Devoir de vigilance : verdict le 21 février

Publié le 20.02.2017| Mis à jour le 07.12.2021

Le devoir de vigilance des entreprises sera-t-il définitivement adopté à l’Assemblée nationale le 21 février 2017, malgré les blocages du Sénat ? Son objectif : lever l’impunité des multinationales et éviter de nouveaux drames tels celui du Rana Plaza.

Le devoir de vigilance, de quoi s’agit-il ?

« Ce texte impose à nos grandes entreprises la publication et la mise en œuvre d’un plan de vigilance afin de prévenir les violations des droits humains et les dommages environnementaux sur l’ensemble de leurs chaînes de production, et d’éviter de nouveaux Rana Plaza », explique Dominique Potier, député PS, rapporteur de la proposition de loi.

En d’autres termes, ce texte s’attaque enfin à l’impunité des multinationales qui se déchargent de leurs responsabilités sur les différents maillons de la chaîne industrielle (fournisseurs, transporteurs, sous-traitants…).

Un texte édulcoré

La société civile, fortement mobilisée depuis de nombreuses années pour faire reconnaître et appliquer le devoir de vigilance, reconnaît les avancées du projet, tout en regrettant ses limites. Les organisations membres du Forum citoyen pour la RSE, coordonné par le CCFD-Terre Solidaire, considèrent en effet ce texte comme «un premier pas indéniable» .

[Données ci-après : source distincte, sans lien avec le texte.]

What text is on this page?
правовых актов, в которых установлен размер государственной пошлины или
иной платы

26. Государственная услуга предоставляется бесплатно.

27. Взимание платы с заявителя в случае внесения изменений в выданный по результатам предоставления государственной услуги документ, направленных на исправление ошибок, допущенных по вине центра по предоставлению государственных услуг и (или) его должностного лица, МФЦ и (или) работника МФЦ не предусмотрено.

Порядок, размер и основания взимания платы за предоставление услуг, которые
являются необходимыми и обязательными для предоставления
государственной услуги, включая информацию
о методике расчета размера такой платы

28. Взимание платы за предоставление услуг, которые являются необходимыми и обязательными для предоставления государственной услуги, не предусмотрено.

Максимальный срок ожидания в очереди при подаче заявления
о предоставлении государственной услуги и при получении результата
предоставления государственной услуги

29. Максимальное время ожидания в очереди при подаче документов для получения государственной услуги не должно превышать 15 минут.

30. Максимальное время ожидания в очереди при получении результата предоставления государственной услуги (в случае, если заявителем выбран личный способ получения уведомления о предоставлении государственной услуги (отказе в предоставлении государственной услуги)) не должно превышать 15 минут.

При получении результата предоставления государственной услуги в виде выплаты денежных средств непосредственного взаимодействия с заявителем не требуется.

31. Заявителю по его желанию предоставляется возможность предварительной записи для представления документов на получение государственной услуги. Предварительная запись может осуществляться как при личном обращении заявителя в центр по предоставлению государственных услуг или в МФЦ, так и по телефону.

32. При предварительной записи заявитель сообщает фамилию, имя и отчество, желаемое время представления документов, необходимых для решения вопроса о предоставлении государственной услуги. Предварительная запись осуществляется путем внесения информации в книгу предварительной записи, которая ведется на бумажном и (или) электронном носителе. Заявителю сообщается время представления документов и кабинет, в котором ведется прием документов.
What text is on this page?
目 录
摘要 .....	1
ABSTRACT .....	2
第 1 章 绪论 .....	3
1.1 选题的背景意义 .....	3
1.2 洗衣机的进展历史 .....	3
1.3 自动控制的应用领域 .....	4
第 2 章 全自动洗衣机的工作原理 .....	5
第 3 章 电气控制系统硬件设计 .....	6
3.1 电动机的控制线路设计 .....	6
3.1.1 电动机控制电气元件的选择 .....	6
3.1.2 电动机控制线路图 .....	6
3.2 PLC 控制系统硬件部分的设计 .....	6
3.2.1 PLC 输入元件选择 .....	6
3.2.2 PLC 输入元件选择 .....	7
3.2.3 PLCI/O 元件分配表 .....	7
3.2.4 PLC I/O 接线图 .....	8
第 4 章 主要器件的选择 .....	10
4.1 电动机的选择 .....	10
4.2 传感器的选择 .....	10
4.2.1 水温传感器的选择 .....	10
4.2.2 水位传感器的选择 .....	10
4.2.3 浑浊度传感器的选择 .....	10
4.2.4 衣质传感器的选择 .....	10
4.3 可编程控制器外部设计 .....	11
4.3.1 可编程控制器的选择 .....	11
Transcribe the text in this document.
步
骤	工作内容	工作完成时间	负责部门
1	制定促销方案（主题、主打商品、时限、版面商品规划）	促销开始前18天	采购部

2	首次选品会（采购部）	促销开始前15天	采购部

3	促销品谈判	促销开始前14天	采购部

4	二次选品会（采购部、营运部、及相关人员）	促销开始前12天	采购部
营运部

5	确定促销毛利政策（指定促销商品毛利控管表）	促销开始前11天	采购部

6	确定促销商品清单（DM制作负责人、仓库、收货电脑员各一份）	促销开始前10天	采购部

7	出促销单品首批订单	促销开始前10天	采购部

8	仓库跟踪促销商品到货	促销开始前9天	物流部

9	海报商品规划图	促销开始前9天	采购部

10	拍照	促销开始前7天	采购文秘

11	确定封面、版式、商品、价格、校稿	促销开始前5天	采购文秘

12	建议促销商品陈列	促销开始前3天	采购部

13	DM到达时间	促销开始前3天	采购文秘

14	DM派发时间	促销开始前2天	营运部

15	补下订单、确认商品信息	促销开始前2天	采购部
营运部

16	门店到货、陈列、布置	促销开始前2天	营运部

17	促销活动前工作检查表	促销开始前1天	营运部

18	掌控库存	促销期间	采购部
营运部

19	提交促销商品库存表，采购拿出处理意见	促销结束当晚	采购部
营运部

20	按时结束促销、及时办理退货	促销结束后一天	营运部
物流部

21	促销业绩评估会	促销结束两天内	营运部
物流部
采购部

« Il permet enfin d’adapter le droit à la réalité de la mondialisation des activités économiques des multinationales qui peut se traduire par des atteintes graves aux droits humains », souligne Nayla Ajaltouni, coordinatrice du Collectif Éthique sur l’étiquette.

Concrètement, cette nouvelle obligation exige des entreprises un plan de vigilance en plusieurs points , notamment : une cartographie des risques ; des procédures d’évaluation des filiales, sous-traitants et fournisseurs ; un dispositif de suivi et d’évaluation des mesures de prévention validées et mises en œuvre.
Deuxièmement, toutes les parties prenantes (organisations syndicales, associations…) pourront être associées à l’élaboration du plan de vigilance. Enfin, en cas de dommages liés à un défaut de plan de vigilance ou de sa mise en œuvre, l’entreprise sera sanctionnée par une amende plafonnée à 30 millions d’euros.

Reste que la pression exercée par les organisations patronales a réduit la portée du texte. En effet, ne sont concernées que les entreprises de plus de 5 000 salariés, alors que le seuil proposé au départ était de 500 salariés. Résultat, seules 150 à 200 entreprises sont visées.

D’autre part, il n’y aura pas, comme initialement prévu, de sanction pénale à l’égard des dirigeants d’entreprise ayant contrevenu à leurs obligations de vigilance. Enfin, le recours à la justice en cas de dommages sera très complexe car la charge de la preuve revient aux victimes.

« S’il y a des atteintes aux droits, nous pourrons saisir la justice. Mais l’objectif de cette loi n’est pas de lancer des campagnes punitives contre les multinationales. Il est de les contraindre à ne plus privilégier les bénéfices aux dépens des droits fondamentaux des populations et de l’environnement », insiste Nayla Ajaltouni.

À l’orée du XIXe siècle, l’abbé Henri Grégoire, fervent partisan de l’abolition de l’esclavage défendait déjà le principe de chaîne de responsabilités :

« J’appelle négrier, non seulement le capitaine de navire qui vole, achète, enchaîne, encaque et vend des hommes noirs, ou sang mêlés, qui même les jette à la mer (…), mais encore tout individu qui, par une coopération directe ou indirecte, est complice de ces crimes. »

Ainsi, selon lui, la dénomination de négriers comprend notamment : « les armateurs, affréteurs, actionnaires, commanditaires, assureurs (…) et jusqu’au dernier des matelots, participant à ce trafic honteux » [[Abbé Henri Grégoire, Des peines infamantes à infliger aux négriers, Paris, Baudouin Frères, Imprimeurs, 1822, extraits www.culture.fr/ lesabolitions – © 2014, cité par Dominique Potier à l’Assemblée nationale le 29 novembre 2016.]]. Il aura fallu près de 200 ans pour que ce principe commence à être reconnu au niveau juridique français. La société civile espère un vote définitif du texte qui permettra d’essaimer aux niveaux européen et international.